Mit deren Bleibe- und Abwanderungsmotiven beschäftigt sich das von der Katholischen Landjugendbewegung Bayerns (KLJB) getragene Forschungsprojekt „Stadt. Land. Wo? Was die Jugend treibt.“ Hierzu wurden von Mitte 2017 bis Ende 2019 rund 600 Jugendliche und junge Erwachsene im Alter von 16 bis 27 Jahren befragt. Die vorliegende Publikation bündelt die Forschungsergebnisse sowie insgesamt acht Gastbeiträge, unter anderem von Manfred Miosga (Präsident Bayerische Akademie Ländlicher Raum, Universität Bayreuth), Frank Tillmann (Deutsches Jugendinstitut) und Heiko Tammena (Landesstelle der KLJB).
Die der Untersuchung zugrunde liegenden Fragen lauten: „Was bewegt junge Leute, auf dem Land zu bleiben? Was bewegt sie, wegzugehen oder wieder zurückzukehren?“ Die Studie zeigt, dass es vor allem die sogenannten weichen Faktoren sind, die über Gehen, Bleiben und Wiederkommen entscheiden. Ausschlaggebend hierfür seien vor allem die sozialen Bindungen an Familie und Freunde, das Eingebundensein in soziale und/oder kulturelle Gruppen oder Vereine, aber auch das Vorhandensein einer guten Infrastruktur und von Arbeitsplätzen.

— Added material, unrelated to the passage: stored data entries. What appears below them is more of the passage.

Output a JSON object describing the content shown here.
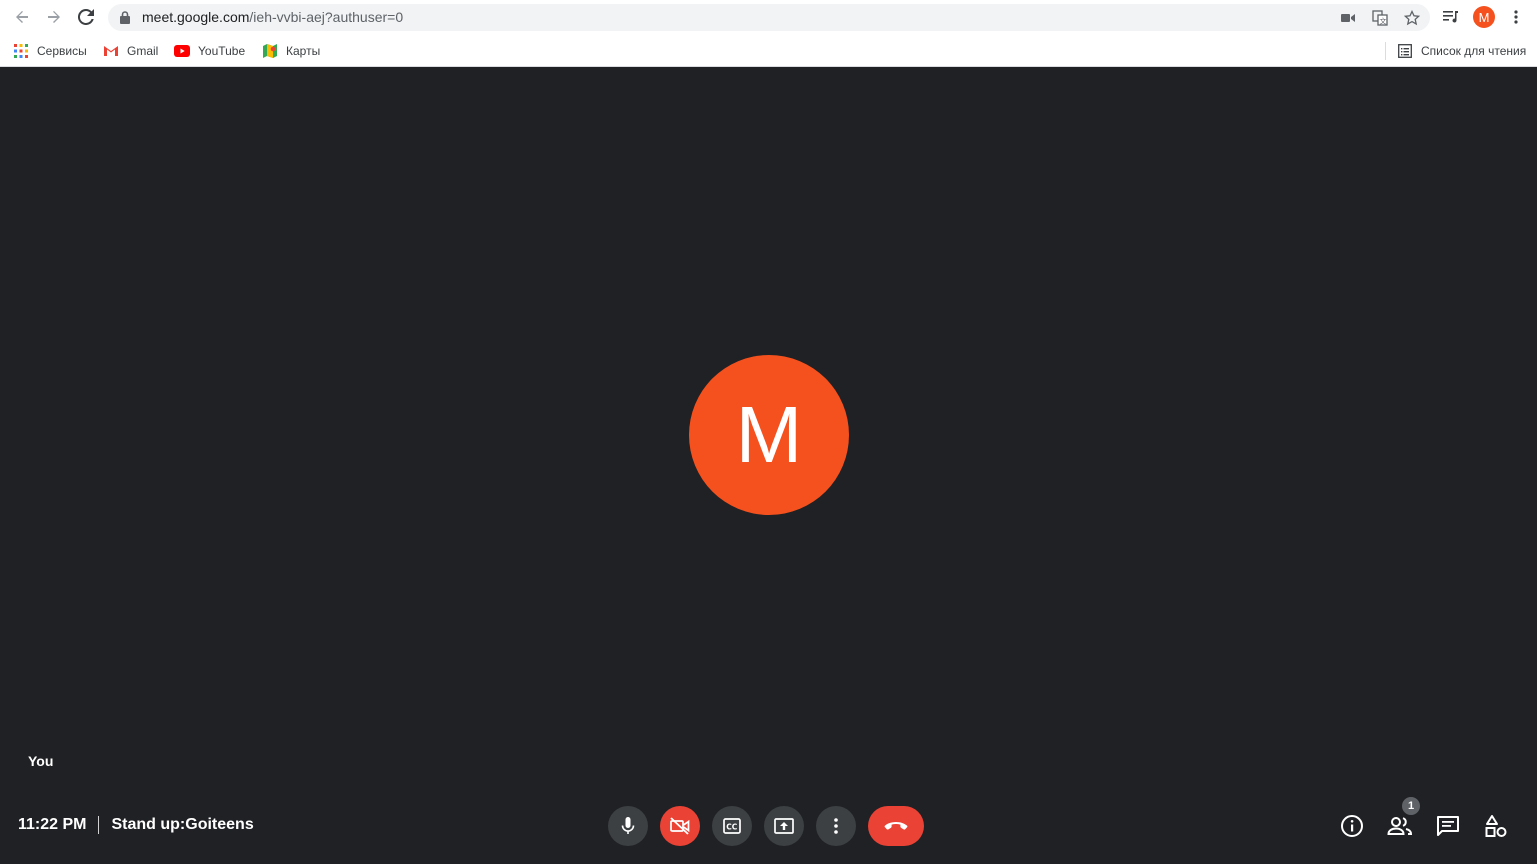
{
  "browser": {
    "url_host": "meet.google.com",
    "url_path": "/ieh-vvbi-aej?authuser=0",
    "profile_initial": "M",
    "bookmarks": [
      {
        "label": "Сервисы",
        "icon": "apps-grid-icon"
      },
      {
        "label": "Gmail",
        "icon": "gmail-icon"
      },
      {
        "label": "YouTube",
        "icon": "youtube-icon"
      },
      {
        "label": "Карты",
        "icon": "maps-icon"
      }
    ],
    "reading_list_label": "Список для чтения"
  },
  "meet": {
    "avatar_initial": "M",
    "self_label": "You",
    "time": "11:22 PM",
    "meeting_title": "Stand up:Goiteens",
    "participants_count": "1",
    "colors": {
      "background": "#202124",
      "avatar": "#f4511e",
      "danger": "#ea4335",
      "control": "#3c4043"
    }
  }
}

Aus Sicht der Befragten weisen ländliche Räume aber gerade hier Defizite auf: Kritik wird besonders eindringlich geübt an schlechter Internetverbindung und mangelhaften Mobilfunknetzen, an der Unattraktivität des öffentlichen Nahverkehrs und am ungeeigneten Wohnungsangebot. Es sei, so eine Erkenntnis der Studie, in den letzten Jahrzehnten nicht gelungen, eine ausreichende Angleichung der Lebensbedingungen herzustellen (S. 71), obschon – so Manfred Miosga – der Staat als Gewährleister und Befähiger, die Region als Ausgestalterin von Vielfalt diesbezüglich in der Pflicht seien (S. 76).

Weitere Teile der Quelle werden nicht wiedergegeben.